Decided April 25, 1950
Full case name: ''Bernard Frey v. Stephen Fedoruk and Richard Percy Stone
Citations: [1950] S.C.R. 517; 1950 CanLII 1 (S.C.C.)
Prior history: Judgement for Fedoruk in the Court of Appeal for British Columbia
Imprisonment in this case failed to be justified since peeping was not a recognized crime.
Court membership
Chief Justice Thibaudeau Rinfret
Puisne Justices Patrick Kerwin, Robert Taschereau, Ivan Rand, Roy Kellock, Charles Locke, and John Robert Cartwright
Case opinions
Majority by: Cartwright
Joined by: Rinfret, Taschereau, Rand, Kellock, and Locke
Concurrence by: Kerwin
Joined by: None
Frey v. Fedoruk et al. [1950] S.C.R. 517 is a decision by the Supreme Court of Canada on the definition of a breach of the peace and whether being a "peeping tom" is a crime. The Court found that actions do not necessarily breach the peace just because they cause violent reactions.
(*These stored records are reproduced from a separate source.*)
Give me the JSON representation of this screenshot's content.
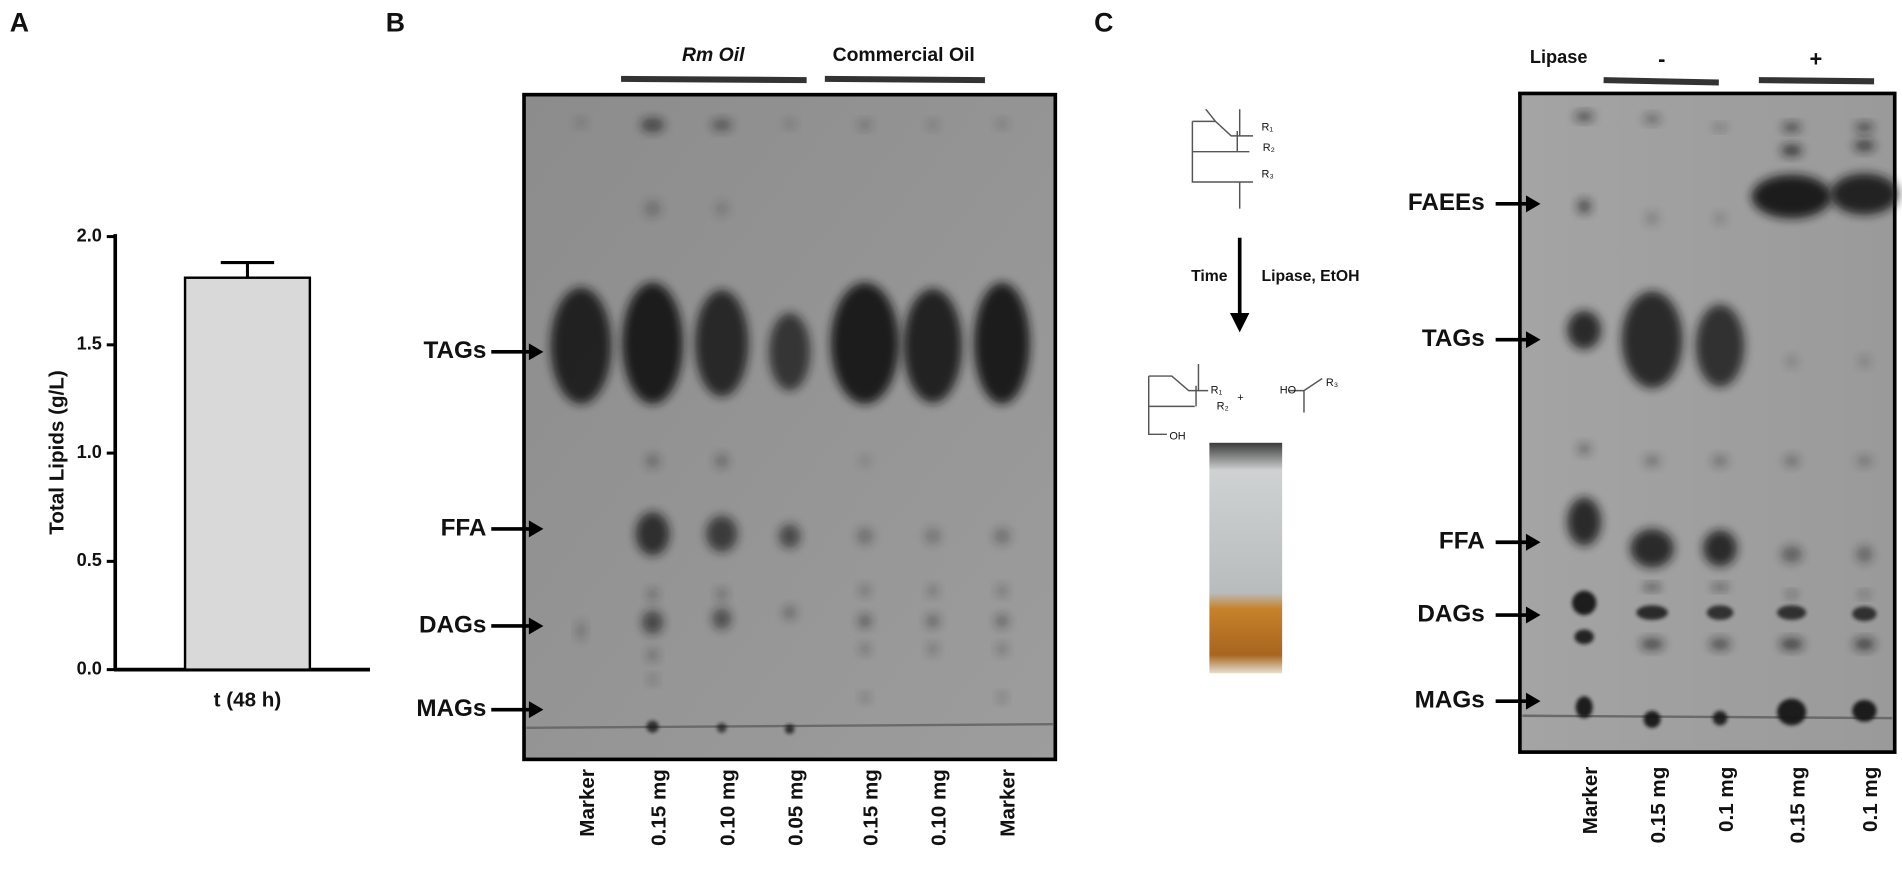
{
  "chart_data": {
    "type": "bar",
    "panel_label": "A",
    "ylabel": "Total Lipids (g/L)",
    "categories": [
      "t (48 h)"
    ],
    "values": [
      1.81
    ],
    "errors": [
      0.07
    ],
    "color": "#d9d9d9",
    "ylim": [
      0,
      2
    ],
    "yticks": [
      {
        "value": 0,
        "label": "0.0"
      },
      {
        "value": 0.5,
        "label": "0.5"
      },
      {
        "value": 1,
        "label": "1.0"
      },
      {
        "value": 1.5,
        "label": "1.5"
      },
      {
        "value": 2,
        "label": "2.0"
      }
    ]
  },
  "panel_b": {
    "label": "B",
    "groups": [
      "Rm Oil",
      "Commercial Oil"
    ],
    "bands": [
      "TAGs",
      "FFA",
      "DAGs",
      "MAGs"
    ],
    "lanes": [
      "Marker",
      "0.15 mg",
      "0.10 mg",
      "0.05 mg",
      "0.15 mg",
      "0.10 mg",
      "Marker"
    ]
  },
  "panel_c": {
    "label": "C",
    "scheme": {
      "time": "Time",
      "conditions": "Lipase, EtOH",
      "reactant_labels": [
        "R₁",
        "R₂",
        "R₃"
      ],
      "product_labels": [
        "R₁",
        "R₂",
        "+",
        "HO",
        "R₃",
        "OH"
      ]
    },
    "treatment_label": "Lipase",
    "groups": [
      "-",
      "+"
    ],
    "bands": [
      "FAEEs",
      "TAGs",
      "FFA",
      "DAGs",
      "MAGs"
    ],
    "lanes": [
      "Marker",
      "0.15 mg",
      "0.1 mg",
      "0.15 mg",
      "0.1 mg"
    ]
  }
}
Due to this finding, courts would have less say in determining what is criminal as a breach of the peace, and the Parliament of Canada would have more.
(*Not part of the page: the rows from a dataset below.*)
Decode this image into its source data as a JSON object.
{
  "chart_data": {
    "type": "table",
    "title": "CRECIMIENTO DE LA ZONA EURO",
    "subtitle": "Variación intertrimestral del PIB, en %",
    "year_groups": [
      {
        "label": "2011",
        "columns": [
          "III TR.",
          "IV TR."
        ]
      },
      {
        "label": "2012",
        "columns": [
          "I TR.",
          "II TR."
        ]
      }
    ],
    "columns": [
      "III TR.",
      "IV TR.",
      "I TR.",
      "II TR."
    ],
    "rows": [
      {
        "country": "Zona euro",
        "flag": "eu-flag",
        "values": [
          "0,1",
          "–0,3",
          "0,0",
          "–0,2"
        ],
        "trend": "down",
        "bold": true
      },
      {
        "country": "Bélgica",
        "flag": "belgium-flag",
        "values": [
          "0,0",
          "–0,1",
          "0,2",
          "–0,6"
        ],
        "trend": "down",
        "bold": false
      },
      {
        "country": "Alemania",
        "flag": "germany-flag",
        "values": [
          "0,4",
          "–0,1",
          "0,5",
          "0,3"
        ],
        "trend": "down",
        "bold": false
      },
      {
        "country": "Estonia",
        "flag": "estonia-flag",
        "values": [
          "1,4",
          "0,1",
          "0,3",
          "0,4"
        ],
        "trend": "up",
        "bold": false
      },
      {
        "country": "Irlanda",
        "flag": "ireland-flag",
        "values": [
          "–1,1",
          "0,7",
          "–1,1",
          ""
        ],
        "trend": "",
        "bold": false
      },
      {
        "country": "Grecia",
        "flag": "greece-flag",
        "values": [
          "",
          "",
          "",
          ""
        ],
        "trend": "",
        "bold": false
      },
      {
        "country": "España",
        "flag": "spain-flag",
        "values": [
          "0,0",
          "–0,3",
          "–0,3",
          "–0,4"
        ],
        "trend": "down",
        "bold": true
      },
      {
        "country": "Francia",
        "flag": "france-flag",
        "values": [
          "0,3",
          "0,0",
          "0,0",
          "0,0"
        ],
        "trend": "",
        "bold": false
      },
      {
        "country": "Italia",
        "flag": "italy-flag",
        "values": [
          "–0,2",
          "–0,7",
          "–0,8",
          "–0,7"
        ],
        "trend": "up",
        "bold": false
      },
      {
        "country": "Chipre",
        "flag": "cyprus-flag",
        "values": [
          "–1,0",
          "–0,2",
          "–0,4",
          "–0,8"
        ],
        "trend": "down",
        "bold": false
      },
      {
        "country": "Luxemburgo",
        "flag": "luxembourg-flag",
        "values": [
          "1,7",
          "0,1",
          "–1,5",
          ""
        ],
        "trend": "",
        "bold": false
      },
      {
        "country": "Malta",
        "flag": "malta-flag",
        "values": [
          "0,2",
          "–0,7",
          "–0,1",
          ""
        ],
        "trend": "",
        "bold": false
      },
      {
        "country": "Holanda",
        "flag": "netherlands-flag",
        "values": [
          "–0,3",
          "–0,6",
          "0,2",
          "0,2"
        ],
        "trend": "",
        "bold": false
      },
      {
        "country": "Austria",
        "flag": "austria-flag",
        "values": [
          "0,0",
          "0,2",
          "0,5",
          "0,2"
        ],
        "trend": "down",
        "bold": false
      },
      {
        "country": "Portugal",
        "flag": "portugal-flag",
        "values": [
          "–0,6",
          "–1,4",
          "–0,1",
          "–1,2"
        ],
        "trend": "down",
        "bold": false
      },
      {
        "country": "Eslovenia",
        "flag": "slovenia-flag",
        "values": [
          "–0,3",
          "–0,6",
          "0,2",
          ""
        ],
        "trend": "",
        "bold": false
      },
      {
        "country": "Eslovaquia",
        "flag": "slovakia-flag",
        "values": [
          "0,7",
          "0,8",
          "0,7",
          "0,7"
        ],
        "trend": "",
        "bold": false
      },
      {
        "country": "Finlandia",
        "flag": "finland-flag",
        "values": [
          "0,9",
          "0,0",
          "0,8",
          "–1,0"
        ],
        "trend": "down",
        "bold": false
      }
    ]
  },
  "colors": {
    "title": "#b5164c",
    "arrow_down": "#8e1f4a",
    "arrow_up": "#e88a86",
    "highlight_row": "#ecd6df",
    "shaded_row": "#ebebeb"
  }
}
At the time, peeping was not specifically prohibited. Allegedly, the appellant Frey had left his truck to look into a window of a house at 11:15 P.M. A woman saw him looking in, and shouted, and her adult son took a butcher knife and went outside. He chased Frey, caught him, and called the police. The police, seeing footprints near the house, arrested Frey. Frey also alleged the police constable attacked him, although in court Frey mainly fought his arrest as false imprisonment.
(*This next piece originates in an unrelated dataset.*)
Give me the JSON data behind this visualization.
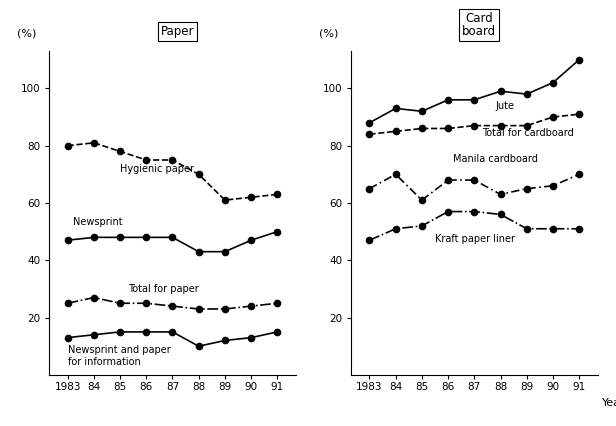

The British Columbia Court of Appeal found the imprisonment was not false imprisonment, since Frey had, in the words of Justice O'Halloran, "disturbed their tranquillity and privacy in a manner that he would naturally expect to invite immediate violence against him." A breach of the peace was thus defined by this judge as being a reference to riots, or something that interferes with the peace of private persons; the latter was said to go "so deeply into the roots of the Common law.


Justice John Robert Cartwright, for the majority of the Supreme Court, found that the burden of proof that the imprisonment was lawful rested on the woman's son Fedoruk and Constable Stone. Both Fedoruk and Stone had said the arrest was a response to an action, namely peeping, that could have led to a breach of the peace. Cartwright replied that while it is true that seeing a man peeping into one's home can be horrifying, that would not necessarily make a violent reaction a defence. Without evidence that the "peeping tom" is attacking, a violent response would simply be revenge. Cartwright also noted the peeping was "not otherwise criminal and not falling within any category of offences defined by the Criminal Law," and that recognizing it as criminal now could lead to many other legal actions, such as adultery or giving insults, being considered criminal. In general, this would make the law less clear. As Cartwright said, "I think that if any course of conduct is now to be declared criminal, which has not up to the present time been so regarded, such declaration should be made by Parliament and not by the Courts. Moreover, while a lexicon did define a breach of the peace as including actions that can cause others to violate the peace, Cartwright concluded that it would stretch the meaning of these words too broadly to cover actions that would probably result in violent revenge.

Cartwright also found Stone's arrest, done without an arrest warrant, could not be justified under the Criminal Code of Canada. The Criminal Code could not protect an officer's wrong opinion that something that is not an offence is an offence.


Justice Patrick Kerwin wrote an opinion concurring with the dissent on the Court of Appeal. Kerwin defined a breach of the peace as violence or something that provokes commotion. However, something does not breach the peace simply because it is irritating.